I was at a conference in Manchester earlier this year for the launch of the North West HIV Consortium. One gentleman who had being living with HIV for some years retold his experience of being in really poor health and being placed in a care home. In all fairness the care home was very good and he was well looked after. The problem arose around his HIV. He didn't feel able to tell other residents why he was there, the nature of his illness or explain the medications he was taking for fear of how they would react. It was then he received a cancer diagnosis which perversely was both devastating and a relief. He was now able to tell everyone that his reason for being in the care home, his ill health and his medication were down to the cancer. In telling people about his cancer he was also met with sympathy; a sympathy that he would never receive for his HIV diagnosis. As an endnote to this story I'm pleased to say the gentleman made a full recovery from his cancer, moved out of the care home and is now doing great work volunteering for an HIV charity in Liverpool.
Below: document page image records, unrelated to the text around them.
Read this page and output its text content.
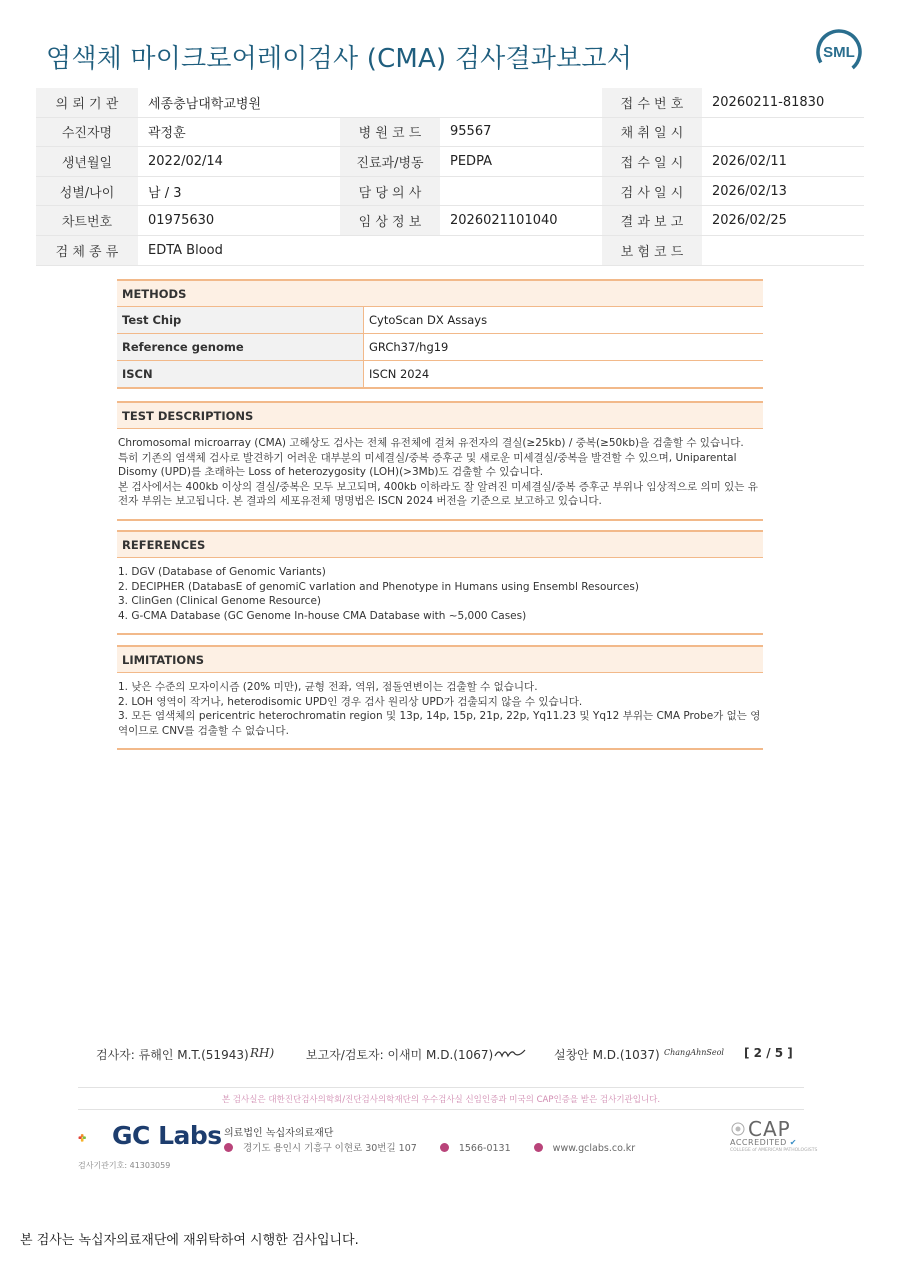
염색체 마이크로어레이검사 (CMA) 검사결과보고서	SML
의 뢰 기 관	세종충남대학교병원			접 수 번 호	20260211-81830
수진자명	곽정훈	병 원 코 드	95567	채 취 일 시	
생년월일	2022/02/14	진료과/병동	PEDPA	접 수 일 시	2026/02/11
성별/나이	남 / 3	담 당 의 사		검 사 일 시	2026/02/13
차트번호	01975630	임 상 정 보	2026021101040	결 과 보 고	2026/02/25
검 체 종 류	EDTA Blood			보 험 코 드	
METHODS
Test Chip	CytoScan DX Assays
Reference genome	GRCh37/hg19
ISCN	ISCN 2024
TEST DESCRIPTIONS
Chromosomal microarray (CMA) 고해상도 검사는 전체 유전체에 걸쳐 유전자의 결실(≥25kb) / 중복(≥50kb)을 검출할 수 있습니다.
특히 기존의 염색체 검사로 발견하기 어려운 대부분의 미세결실/중복 증후군 및 새로운 미세결실/중복을 발견할 수 있으며, Uniparental Disomy (UPD)를 초래하는 Loss of heterozygosity (LOH)(>3Mb)도 검출할 수 있습니다.
본 검사에서는 400kb 이상의 결실/중복은 모두 보고되며, 400kb 이하라도 잘 알려진 미세결실/중복 증후군 부위나 임상적으로 의미 있는 유전자 부위는 보고됩니다. 본 결과의 세포유전체 명명법은 ISCN 2024 버전을 기준으로 보고하고 있습니다.
REFERENCES
1. DGV (Database of Genomic Variants)
2. DECIPHER (DatabasE of genomiC varIation and Phenotype in Humans using Ensembl Resources)
3. ClinGen (Clinical Genome Resource)
4. G-CMA Database (GC Genome In-house CMA Database with ~5,000 Cases)
LIMITATIONS
1. 낮은 수준의 모자이시즘 (20% 미만), 균형 전좌, 역위, 점돌연변이는 검출할 수 없습니다.
2. LOH 영역이 작거나, heterodisomic UPD인 경우 검사 원리상 UPD가 검출되지 않을 수 있습니다.
3. 모든 염색체의 pericentric heterochromatin region 및 13p, 14p, 15p, 21p, 22p, Yq11.23 및 Yq12 부위는 CMA Probe가 없는 영역이므로 CNV를 검출할 수 없습니다.
검사자: 류해인 M.T.(51943) RH)	보고자/검토자: 이새미 M.D.(1067)	설창안 M.D.(1037) ChangAhnSeol [ 2 / 5 ]
본 검사실은 대한진단검사의학회/진단검사의학재단의 우수검사실 신임인증과 미국의 CAP인증을 받은 검사기관입니다.
GC Labs 의료법인 녹십자의료재단
경기도 용인시 기흥구 이현로 30번길 107	1566-0131	www.gclabs.co.kr
검사기관기호: 41303059
CAP
ACCREDITED ✔
COLLEGE of AMERICAN PATHOLOGISTS
본 검사는 녹십자의료재단에 재위탁하여 시행한 검사입니다.
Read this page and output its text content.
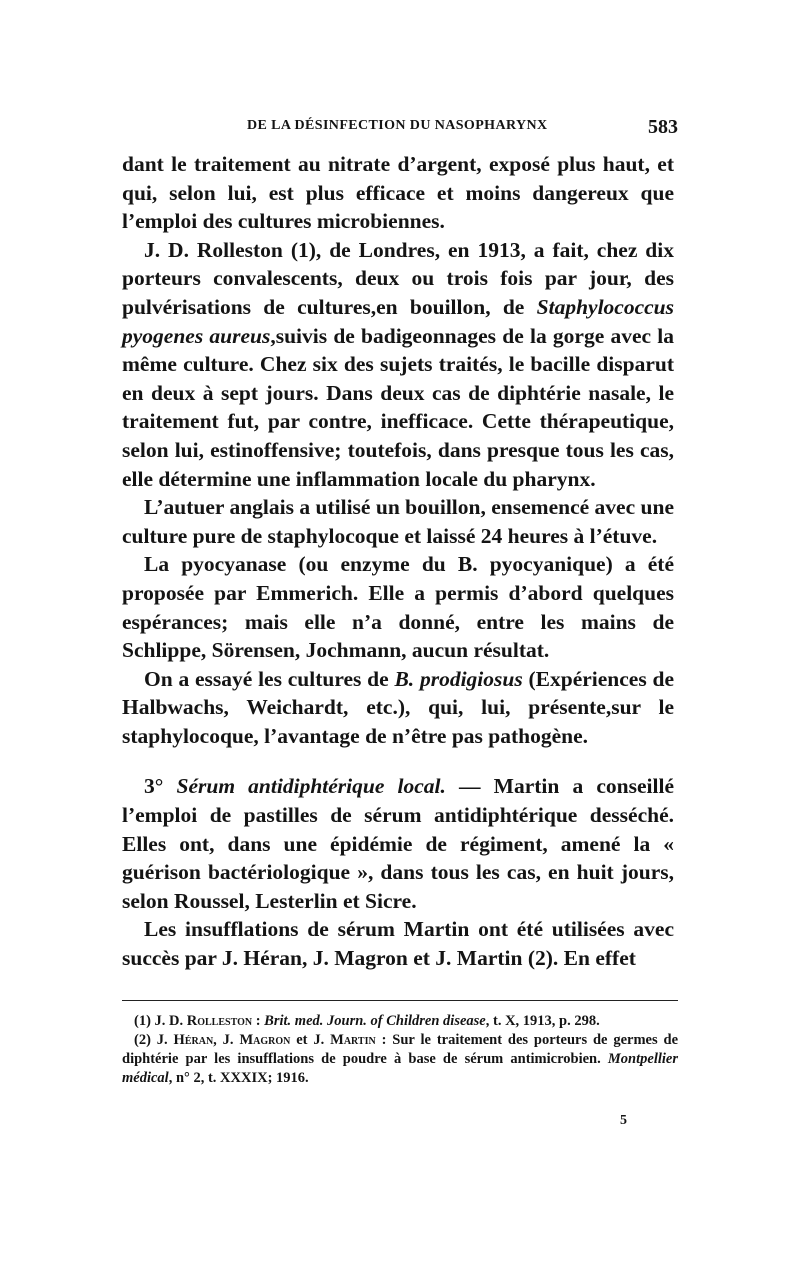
DE LA DÉSINFECTION DU NASOPHARYNX	583

dant le traitement au nitrate d’argent, exposé plus haut, et qui, selon lui, est plus efficace et moins dangereux que l’emploi des cultures microbiennes.

J. D. Rolleston (1), de Londres, en 1913, a fait, chez dix porteurs convalescents, deux ou trois fois par jour, des pulvérisations de cultures,en bouillon, de Staphylococcus pyogenes aureus,suivis de badigeonnages de la gorge avec la même culture. Chez six des sujets traités, le bacille disparut en deux à sept jours. Dans deux cas de diphtérie nasale, le traitement fut, par contre, inefficace. Cette thérapeutique, selon lui, estinoffensive; toutefois, dans presque tous les cas, elle détermine une inflammation locale du pharynx.

L’autuer anglais a utilisé un bouillon, ensemencé avec une culture pure de staphylocoque et laissé 24 heures à l’étuve.

La pyocyanase (ou enzyme du B. pyocyanique) a été proposée par Emmerich. Elle a permis d’abord quelques espérances; mais elle n’a donné, entre les mains de Schlippe, Sörensen, Jochmann, aucun résultat.

On a essayé les cultures de B. prodigiosus (Expériences de Halbwachs, Weichardt, etc.), qui, lui, présente,sur le staphylocoque, l’avantage de n’être pas pathogène.

3° Sérum antidiphtérique local. — Martin a conseillé l’emploi de pastilles de sérum antidiphtérique desséché. Elles ont, dans une épidémie de régiment, amené la « guérison bactériologique », dans tous les cas, en huit jours, selon Roussel, Lesterlin et Sicre.

Les insufflations de sérum Martin ont été utilisées avec succès par J. Héran, J. Magron et J. Martin (2). En effet

(1) J. D. Rolleston : Brit. med. Journ. of Children disease, t. X, 1913, p. 298.

(2) J. Héran, J. Magron et J. Martin : Sur le traitement des porteurs de germes de diphtérie par les insufflations de poudre à base de sérum antimicrobien. Montpellier médical, n° 2, t. XXXIX; 1916.

5
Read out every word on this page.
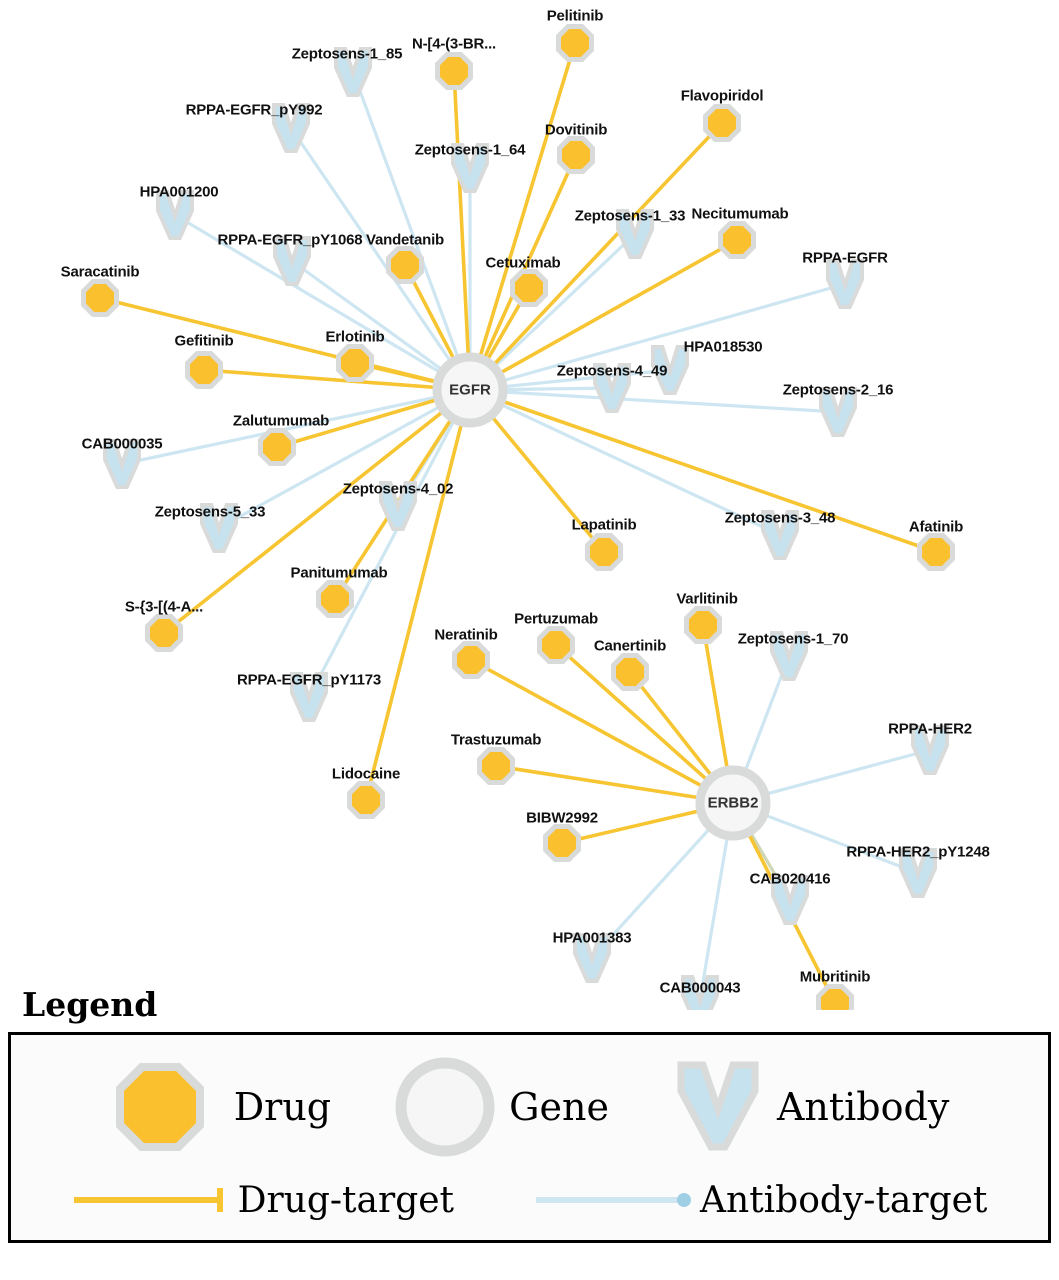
Pelitinib
N-[4-(3-BR...
Flavopiridol
Dovitinib
Necitumumab
Vandetanib
Cetuximab
Saracatinib
Erlotinib
Gefitinib
Zalutumumab
Afatinib
Lapatinib
Varlitinib
Panitumumab
S-{3-[(4-A...
Pertuzumab
Neratinib
Canertinib
Trastuzumab
Lidocaine
BIBW2992
Mubritinib
Zeptosens-1_85
RPPA-EGFR_pY992
Zeptosens-1_64
HPA001200
Zeptosens-1_33
RPPA-EGFR_pY1068
RPPA-EGFR
HPA018530
Zeptosens-4_49
Zeptosens-2_16
CAB000035
Zeptosens-4_02
Zeptosens-5_33	Zeptosens-3_48
Zeptosens-1_70
RPPA-EGFR_pY1173
RPPA-HER2
RPPA-HER2_pY1248
CAB020416
HPA001383
CAB000043
EGFR
ERBB2
Legend
Drug	Gene	Antibody
Drug-target	Antibody-target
What this story illustrates is that far too many people when diagnosed with HIV feel lonely, vulnerable and fearful of how people will react. The charity I run, Positively UK, provides peer-led support for people living with HIV. The single greatest issue that people need support with is isolation. Unable to tell anyone or talk to anyone about HIV leads to anxiety, depression and potentially serious mental health issues.
To understand more about this and raise the issue Positively UK, supported by Janssen, conducted a survey amongst the HIV community around emotional well-being. We already know people living with long-term conditions have higher experiences of poor mental health, but we wanted to hear from people with HIV, hear their voices and understand what could be done to address the issue. The results, published in the report States of Mind, were quite startling. Three quarters of those who responded said they'd experienced poor mental health, whether that be depression or emotional distress, in the last year. Worryingly, less than half of that group were accessing any kind of psychological support. "I think about HIV 24/7. It upsets me and I cannot talk to my family, GP or friends about it," one person told us. This isn't an isolated incident, with many people telling how they'd experienced discrimination and some of this in healthcare settings. Only 8 out of 10 people felt they could talk to their clinic about mental health, and less than half would tell a support worker. Some explained how they didn't want to burden anyone, or felt others wouldn't want to hear. The biggest factor however was that people stated support services just weren't available. This is a huge failure. A failure of commissioning in ensuring people have access to services; a failure of healthcare providers in identifying and being open to emotional ill-health within HIV patients; and a failure of our services in asking the right questions, sending out the right signals and letting people know we are here to support their physical, social and emotional well-being.
HIV is not like any other long-term condition. With HIV-related stigma still prevalent in society we need to ensure that people living with HIV have access to the right support. We need to continue investing in these services to enable people to manage their mental health, in turn manage their physical health and adhere to medications, and play a full role in the economic and social life of our society. Services are not the only answer. We need to raise more awareness of HIV, educate people, and tackle the stigma towards HIV.